As for E. Williams Jackson—the architect was also the sociologist of the four. Moreover, he had quite a reputation as an amateur antiquarian. Nevertheless, the most important thing about E. Williams Jackson was not learned until after the visit to Mercury, after the terrible end of that exploration, after the architect, falling in a faint, had been revived under the doctor’s care.
“Gentlemen,” said Kinney, coming from the secluded nook among the dynamos which had been the architect’s bunk; “gentlemen, I must inform you that Jackson is not what we thought.
“He—I mean, she—is a woman!”
Which put an entirely new face upon matters. The three men, discussing it, marveled that the architect had been able to keep her sex a secret all the time they were exploring at Mercury. They did not know that none of E. Williams Jackson’s fellow architects had ever guessed the truth. Ambitious and ingenious, with a natural liking for house-planning, she had resolved that her sex should not stand in the way of success.
And when she finally came to herself, there in her bunk, and suspected that her secret was out—instead of shame or embarrassment she felt only chagrin. She walked, rather unsteadily, across the floor of the great cube-shaped car to the window where the three were standing; and as they quietly made a place for her, she took it entirely as a matter of course, and without a word.
The doctor had been speaking of the peculiar fitness of the four for what they were doing. “And if I’m not mistaken,” he went on, “we’re going to need all the brains we can pool, when we get to Venus.

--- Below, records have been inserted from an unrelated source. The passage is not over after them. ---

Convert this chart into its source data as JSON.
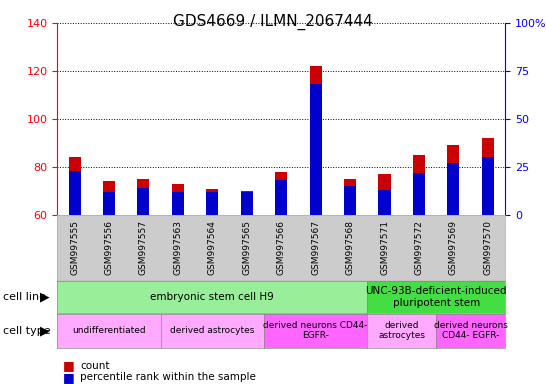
{
  "title": "GDS4669 / ILMN_2067444",
  "samples": [
    "GSM997555",
    "GSM997556",
    "GSM997557",
    "GSM997563",
    "GSM997564",
    "GSM997565",
    "GSM997566",
    "GSM997567",
    "GSM997568",
    "GSM997571",
    "GSM997572",
    "GSM997569",
    "GSM997570"
  ],
  "count_values": [
    84,
    74,
    75,
    73,
    71,
    70,
    78,
    122,
    75,
    77,
    85,
    89,
    92
  ],
  "percentile_values": [
    23,
    12,
    14,
    12,
    12,
    12,
    18,
    68,
    15,
    13,
    22,
    27,
    30
  ],
  "ylim_left": [
    60,
    140
  ],
  "ylim_right": [
    0,
    100
  ],
  "yticks_left": [
    60,
    80,
    100,
    120,
    140
  ],
  "yticks_right": [
    0,
    25,
    50,
    75,
    100
  ],
  "ytick_labels_right": [
    "0",
    "25",
    "50",
    "75",
    "100%"
  ],
  "bar_color_red": "#cc0000",
  "bar_color_blue": "#0000cc",
  "title_fontsize": 11,
  "cell_line_label": "cell line",
  "cell_type_label": "cell type",
  "cell_line_groups": [
    {
      "label": "embryonic stem cell H9",
      "start": 0,
      "end": 9,
      "color": "#99ee99"
    },
    {
      "label": "UNC-93B-deficient-induced\npluripotent stem",
      "start": 9,
      "end": 13,
      "color": "#44dd44"
    }
  ],
  "cell_type_groups": [
    {
      "label": "undifferentiated",
      "start": 0,
      "end": 3,
      "color": "#ffaaff"
    },
    {
      "label": "derived astrocytes",
      "start": 3,
      "end": 6,
      "color": "#ffaaff"
    },
    {
      "label": "derived neurons CD44-\nEGFR-",
      "start": 6,
      "end": 9,
      "color": "#ff66ff"
    },
    {
      "label": "derived\nastrocytes",
      "start": 9,
      "end": 11,
      "color": "#ffaaff"
    },
    {
      "label": "derived neurons\nCD44- EGFR-",
      "start": 11,
      "end": 13,
      "color": "#ff66ff"
    }
  ],
  "bg_color": "#ffffff",
  "tick_area_color": "#cccccc",
  "bar_width": 0.35,
  "blue_bar_width": 0.35
}
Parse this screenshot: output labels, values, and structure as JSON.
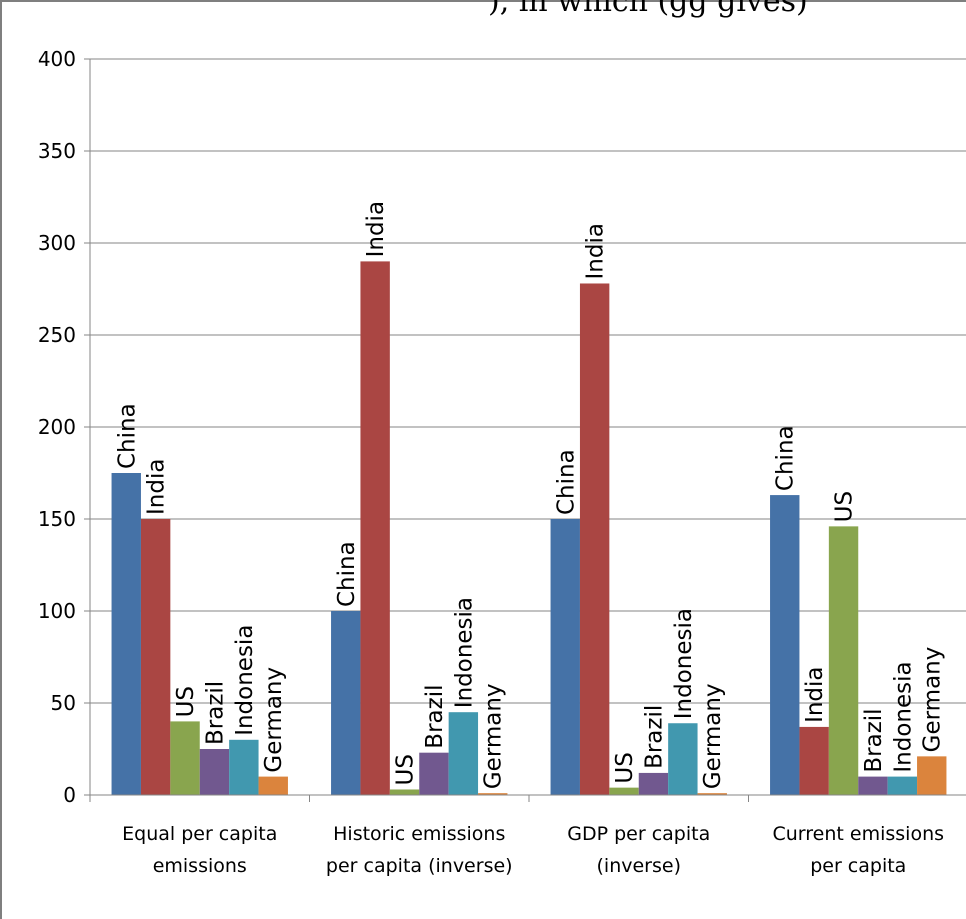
{
  "caption": "), in which (gg gives)",
  "chart_data": {
    "type": "bar",
    "categories": [
      [
        "Equal per capita",
        "emissions"
      ],
      [
        "Historic emissions",
        "per capita (inverse)"
      ],
      [
        "GDP per capita",
        "(inverse)"
      ],
      [
        "Current emissions",
        "per capita"
      ]
    ],
    "series": [
      {
        "name": "China",
        "color": "#4572A7",
        "values": [
          175,
          100,
          150,
          163
        ]
      },
      {
        "name": "India",
        "color": "#AA4643",
        "values": [
          150,
          290,
          278,
          37
        ]
      },
      {
        "name": "US",
        "color": "#89A54E",
        "values": [
          40,
          3,
          4,
          146
        ]
      },
      {
        "name": "Brazil",
        "color": "#71588F",
        "values": [
          25,
          23,
          12,
          10
        ]
      },
      {
        "name": "Indonesia",
        "color": "#4198AF",
        "values": [
          30,
          45,
          39,
          10
        ]
      },
      {
        "name": "Germany",
        "color": "#DB843D",
        "values": [
          10,
          1,
          1,
          21
        ]
      }
    ],
    "y_ticks": [
      0,
      50,
      100,
      150,
      200,
      250,
      300,
      350,
      400
    ],
    "ylim": [
      0,
      400
    ],
    "grid": true,
    "legend": "none",
    "bar_labels": "series name above each bar (rotated)"
  }
}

“I never would have claimed, when we started out, that Mercury had ever been inhabited. But now that we’ve seen what we’ve seen, I feel dead sure that Venus once was peopled.”
The four looked out the triple-glazed vacuum-insulated window at the steadily growing globe of “Earth’s twin sister.” Half in sunlight and half in shadow, this planet, for ages the synonym for beauty, was now but a million miles away. She looked as large as the moon; but instead of a silvery gleam, she showed a creamy radiance fully three times as bright.

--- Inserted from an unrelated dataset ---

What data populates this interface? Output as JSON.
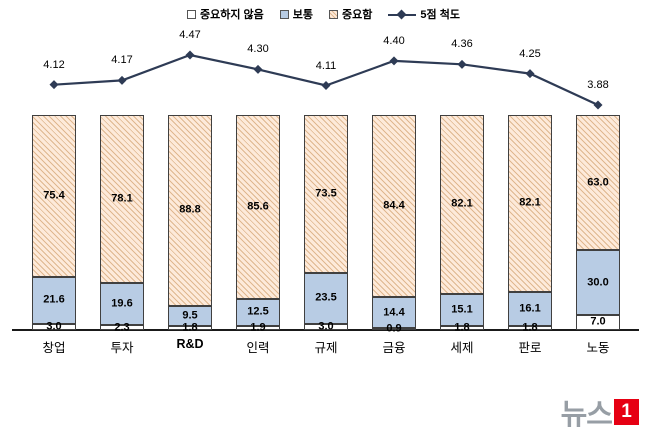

“Let’s see,” reflected the geologist aloud. “As I recall it, the brightness of a planet depends upon the amount of its air. That would indicate, then, that Venus has about as much as the earth, wouldn’t it?” remembering how the home planet had looked when they left it.
The doctor nodded. “There are other factors; but undoubtedly we are approaching a world which is a great deal like our own. Venus is nearly as large as the earth, has about nine-tenths the surface, and a gravity almost as strong. The main difference is that she’s only two-thirds as far from the sun as we are.”
“How long is her day?” Smith wanted to know.
“Can’t say. Some observers claim to have seen her clearly enough to announce a day of the same length as ours. Others calculate that she’s like Mercury; always the same face toward the sun. If so, her day is also her year—two hundred and twenty-five of our days.”